Movie Review: Vice

Before Donald Trump, perhaps the most widely reviled politician in America was former Vice President Dick Cheney. The intensely private man has been largely seen as the true power behind the Bush 43 presidency; the man who shaped America’s foreign policy following the events of 9/11 and who threw his country into a protracted war in Iraq that massively enriched himself and his friends at government contractor Halliburton. If there would be justice in the US for the rich and powerful, Cheney would be sitting in a federal prison somewhere. Instead, he’s still quietly working behind the scenes helping craft the Republican Party’s conservative agenda going forward.

Writer-director Adam McKay’s (THE BIG SHORT) latest film, VICE, takes a sometimes funny and sometimes frightening look at the man who flunked out of Yale and was once a telephone company lineman but who then entered the political arena and quickly rose through the ranks to become America’s youngest White House chief of staff, then its secretary of defense, and finally its vice president. Though neither as witty nor as biting as THE BIG SHORT, the film does offer an albeit slight and perhaps somewhat inaccurate glimpse into this opaque figure. Even McKay acknowledges at the film’s outset that because so little is known about Cheney, they did their [expletive] best to tell the real story.

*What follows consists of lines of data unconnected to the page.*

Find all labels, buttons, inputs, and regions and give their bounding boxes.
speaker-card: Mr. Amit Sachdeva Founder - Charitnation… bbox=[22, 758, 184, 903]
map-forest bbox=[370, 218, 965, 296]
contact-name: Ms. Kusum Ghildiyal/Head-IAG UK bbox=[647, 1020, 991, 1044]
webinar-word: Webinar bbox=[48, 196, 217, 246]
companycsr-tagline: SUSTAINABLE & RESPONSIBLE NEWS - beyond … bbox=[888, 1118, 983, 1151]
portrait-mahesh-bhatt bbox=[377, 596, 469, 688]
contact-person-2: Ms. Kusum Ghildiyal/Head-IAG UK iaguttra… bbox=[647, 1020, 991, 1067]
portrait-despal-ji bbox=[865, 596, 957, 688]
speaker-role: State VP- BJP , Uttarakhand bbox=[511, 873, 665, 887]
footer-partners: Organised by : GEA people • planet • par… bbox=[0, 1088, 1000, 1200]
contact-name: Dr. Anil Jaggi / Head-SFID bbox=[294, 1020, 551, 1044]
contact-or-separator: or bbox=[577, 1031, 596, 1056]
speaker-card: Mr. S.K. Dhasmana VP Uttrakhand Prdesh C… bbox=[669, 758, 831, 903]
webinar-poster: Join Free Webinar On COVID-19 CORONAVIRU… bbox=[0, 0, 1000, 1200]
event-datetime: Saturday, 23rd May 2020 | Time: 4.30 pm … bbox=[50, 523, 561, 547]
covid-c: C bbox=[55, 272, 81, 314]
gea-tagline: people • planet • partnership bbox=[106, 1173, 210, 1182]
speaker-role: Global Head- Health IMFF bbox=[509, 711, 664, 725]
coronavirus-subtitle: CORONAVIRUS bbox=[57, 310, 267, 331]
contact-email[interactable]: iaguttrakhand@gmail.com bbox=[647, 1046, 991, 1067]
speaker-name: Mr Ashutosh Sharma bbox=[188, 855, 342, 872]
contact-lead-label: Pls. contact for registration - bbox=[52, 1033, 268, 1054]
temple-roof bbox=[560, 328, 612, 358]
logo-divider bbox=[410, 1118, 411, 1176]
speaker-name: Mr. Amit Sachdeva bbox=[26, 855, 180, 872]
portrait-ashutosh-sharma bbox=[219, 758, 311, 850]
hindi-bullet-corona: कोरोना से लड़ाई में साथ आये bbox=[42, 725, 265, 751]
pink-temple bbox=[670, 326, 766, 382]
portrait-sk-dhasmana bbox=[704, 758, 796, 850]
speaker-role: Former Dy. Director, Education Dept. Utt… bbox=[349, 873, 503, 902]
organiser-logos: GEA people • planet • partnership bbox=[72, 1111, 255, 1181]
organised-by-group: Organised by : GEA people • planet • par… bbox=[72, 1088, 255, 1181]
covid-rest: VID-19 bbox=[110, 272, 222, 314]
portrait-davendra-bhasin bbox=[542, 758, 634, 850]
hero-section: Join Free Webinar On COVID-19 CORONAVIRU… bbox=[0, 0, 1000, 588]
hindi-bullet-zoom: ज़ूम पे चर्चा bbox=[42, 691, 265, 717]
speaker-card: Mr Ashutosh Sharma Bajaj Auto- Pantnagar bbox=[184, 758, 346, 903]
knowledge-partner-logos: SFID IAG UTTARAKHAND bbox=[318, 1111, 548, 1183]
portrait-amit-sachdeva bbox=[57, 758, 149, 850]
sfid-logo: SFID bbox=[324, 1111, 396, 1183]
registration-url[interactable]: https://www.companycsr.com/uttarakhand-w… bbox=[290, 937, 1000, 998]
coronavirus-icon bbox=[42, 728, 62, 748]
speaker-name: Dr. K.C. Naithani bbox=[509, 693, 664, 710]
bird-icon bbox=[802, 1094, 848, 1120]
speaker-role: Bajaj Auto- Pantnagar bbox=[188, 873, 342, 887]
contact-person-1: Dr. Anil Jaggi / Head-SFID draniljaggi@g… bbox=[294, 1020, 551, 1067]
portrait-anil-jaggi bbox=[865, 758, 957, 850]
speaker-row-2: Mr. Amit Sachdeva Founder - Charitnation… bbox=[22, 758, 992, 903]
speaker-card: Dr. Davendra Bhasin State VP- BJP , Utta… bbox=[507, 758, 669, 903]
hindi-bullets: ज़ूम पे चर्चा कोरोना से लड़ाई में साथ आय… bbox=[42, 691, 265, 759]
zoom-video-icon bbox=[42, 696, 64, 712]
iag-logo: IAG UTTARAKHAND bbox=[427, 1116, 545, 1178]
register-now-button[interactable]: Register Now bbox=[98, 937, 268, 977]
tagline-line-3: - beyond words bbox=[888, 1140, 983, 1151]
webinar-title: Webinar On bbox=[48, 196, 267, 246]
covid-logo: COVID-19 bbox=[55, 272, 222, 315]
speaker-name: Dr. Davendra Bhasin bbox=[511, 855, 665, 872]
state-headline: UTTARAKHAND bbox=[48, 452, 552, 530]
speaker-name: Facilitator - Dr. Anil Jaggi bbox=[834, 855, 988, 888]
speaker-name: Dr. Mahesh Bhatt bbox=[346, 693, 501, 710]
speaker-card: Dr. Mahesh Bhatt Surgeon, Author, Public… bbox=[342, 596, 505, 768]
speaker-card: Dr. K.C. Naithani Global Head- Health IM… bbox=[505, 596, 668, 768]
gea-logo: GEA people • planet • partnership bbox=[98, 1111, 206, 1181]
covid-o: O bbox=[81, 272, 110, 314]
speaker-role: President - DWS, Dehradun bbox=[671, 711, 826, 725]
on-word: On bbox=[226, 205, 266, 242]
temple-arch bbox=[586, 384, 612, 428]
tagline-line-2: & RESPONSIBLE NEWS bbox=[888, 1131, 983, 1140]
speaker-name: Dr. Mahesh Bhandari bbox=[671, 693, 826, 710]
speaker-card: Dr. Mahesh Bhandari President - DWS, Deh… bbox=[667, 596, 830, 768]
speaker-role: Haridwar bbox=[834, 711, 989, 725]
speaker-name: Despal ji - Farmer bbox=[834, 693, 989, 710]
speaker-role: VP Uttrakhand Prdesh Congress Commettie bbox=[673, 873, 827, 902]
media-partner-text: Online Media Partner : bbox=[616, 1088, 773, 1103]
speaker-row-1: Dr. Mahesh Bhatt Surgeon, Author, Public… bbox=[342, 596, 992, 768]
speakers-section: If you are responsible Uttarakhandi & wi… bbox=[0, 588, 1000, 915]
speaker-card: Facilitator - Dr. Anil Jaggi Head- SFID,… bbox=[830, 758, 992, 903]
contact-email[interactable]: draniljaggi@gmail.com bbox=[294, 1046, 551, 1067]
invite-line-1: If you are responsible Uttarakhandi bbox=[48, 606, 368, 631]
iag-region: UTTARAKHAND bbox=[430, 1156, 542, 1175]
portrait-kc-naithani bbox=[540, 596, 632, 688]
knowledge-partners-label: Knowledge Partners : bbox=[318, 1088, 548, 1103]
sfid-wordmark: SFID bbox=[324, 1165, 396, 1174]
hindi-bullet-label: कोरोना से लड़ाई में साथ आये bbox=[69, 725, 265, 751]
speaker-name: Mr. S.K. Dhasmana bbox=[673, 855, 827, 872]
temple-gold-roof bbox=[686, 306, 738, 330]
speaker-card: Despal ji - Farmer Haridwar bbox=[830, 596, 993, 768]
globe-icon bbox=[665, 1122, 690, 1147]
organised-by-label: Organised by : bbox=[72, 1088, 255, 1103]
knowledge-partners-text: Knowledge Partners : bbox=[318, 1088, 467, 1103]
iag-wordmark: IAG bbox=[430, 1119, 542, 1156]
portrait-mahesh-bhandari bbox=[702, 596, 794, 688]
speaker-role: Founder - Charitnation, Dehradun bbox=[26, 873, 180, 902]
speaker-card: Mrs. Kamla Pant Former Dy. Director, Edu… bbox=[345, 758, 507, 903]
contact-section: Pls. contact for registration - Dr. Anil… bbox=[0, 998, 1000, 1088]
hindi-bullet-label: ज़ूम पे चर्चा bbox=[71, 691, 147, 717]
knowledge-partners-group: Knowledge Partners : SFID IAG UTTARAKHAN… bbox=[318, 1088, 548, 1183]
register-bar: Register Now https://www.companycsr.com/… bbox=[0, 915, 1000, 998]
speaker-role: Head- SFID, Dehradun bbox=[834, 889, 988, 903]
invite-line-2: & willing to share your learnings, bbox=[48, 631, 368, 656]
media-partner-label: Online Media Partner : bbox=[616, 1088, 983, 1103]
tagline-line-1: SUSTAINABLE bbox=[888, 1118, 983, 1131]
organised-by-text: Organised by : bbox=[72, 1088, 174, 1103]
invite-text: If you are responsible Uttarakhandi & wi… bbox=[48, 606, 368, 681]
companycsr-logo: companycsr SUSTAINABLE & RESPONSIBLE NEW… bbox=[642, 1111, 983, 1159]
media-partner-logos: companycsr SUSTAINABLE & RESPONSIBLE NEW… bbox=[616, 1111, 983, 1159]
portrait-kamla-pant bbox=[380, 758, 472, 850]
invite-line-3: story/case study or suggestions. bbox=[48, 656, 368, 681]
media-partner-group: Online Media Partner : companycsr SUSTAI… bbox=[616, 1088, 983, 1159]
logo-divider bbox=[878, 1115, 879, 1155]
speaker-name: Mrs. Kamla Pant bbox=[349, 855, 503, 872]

The VICE story is narrated by Kurt (Jesse Plemons, GAME NIGHT; TV’s BREAKING BAD), a man whose connection to Cheney is only revealed toward the end of the film. Let’s just say they were very close. Not surprisingly for a biopic, the cast features a roster of actors who either share a passing resemblance to or were made up to look like the people who held high positions in America’s chain of command at the time, including Amy Adams (ARRIVAL; AMERICAN HUSTLE; HER) as Lynn Cheney, McKay alumnus Steve Carell (BEAUTIFUL BOY; BATTLE OF THE SEXES; CAFÉ SOCIETY; THE BIG SHORT) as Donald Rumsfeld, Sam Rockwell (THREE BILLBOARDS OUTSIDE EBBING, MISSOURI) as George W. Bush, Lisa Gay Hamilton (BEAUTIFUL BOY; TV’s THE PRACTICE) as Condoleezza Rice, Tyler Perry (the Madea series) as Colin Powell, Eddie Marsan (ATOMIC BLONDE; THEIR FINEST) as Paul Wolfowitz, and Bill Camp (RED SPARROW) as Gerald Ford. Leading the pack is another McKay alumnus, Christian Bale (THE BIG SHORT; EXODUS: GODS AND KINGS; AMERICAN HUSTLE), who is so well made up that the actor is almost unrecognisable. As Bale does with every role, he throws himself right into the deep end. Here, he not only gained a reported 45 pounds, he also has Cheney’s cadence down pat as well as the man’s drooping left eyelid and tendency to speak out of the left side of his mouth. Bale has received a number of accolades for his performance including a Golden Globe, and many are predicting he’ll take home the Oscar on Sunday night for Best Actor. Whether he does or not, the movie is the odds on favourite to win for Best Makeup and rightly so.

As good as the performances and makeup are though, the movie seems more like a two-hour hatefest. I dislike the man as much as the next guy but after watching VICE for a half hour, I was bored. Because the story is full of speculation and hearsay, we’re not given any insight into what motivates the man. Certainly, his wife Lynn played a huge part in his transformation but we don’t get to see the genesis of his political views. Are we supposed to believe that one morning he just woke up and decided to join the government’s internship program? How did he get the job anyway? Yes, Donald Rumsfeld had a lot of input into shaping Cheney’s world view but there’s more to it than just that. Unfortunately, we don’t get to see it and, given the Cheney family’s sense of privacy, we may never get to understand it. As a result, the film just character-bashes and it gets tedious to watch.

That being said, it’s not a bad film. It’s just not a great film and it’s nowhere near as enjoyable or educational as THE BIG SHORT. Check it out if only for Bale’s performance as this unapologetic Dick.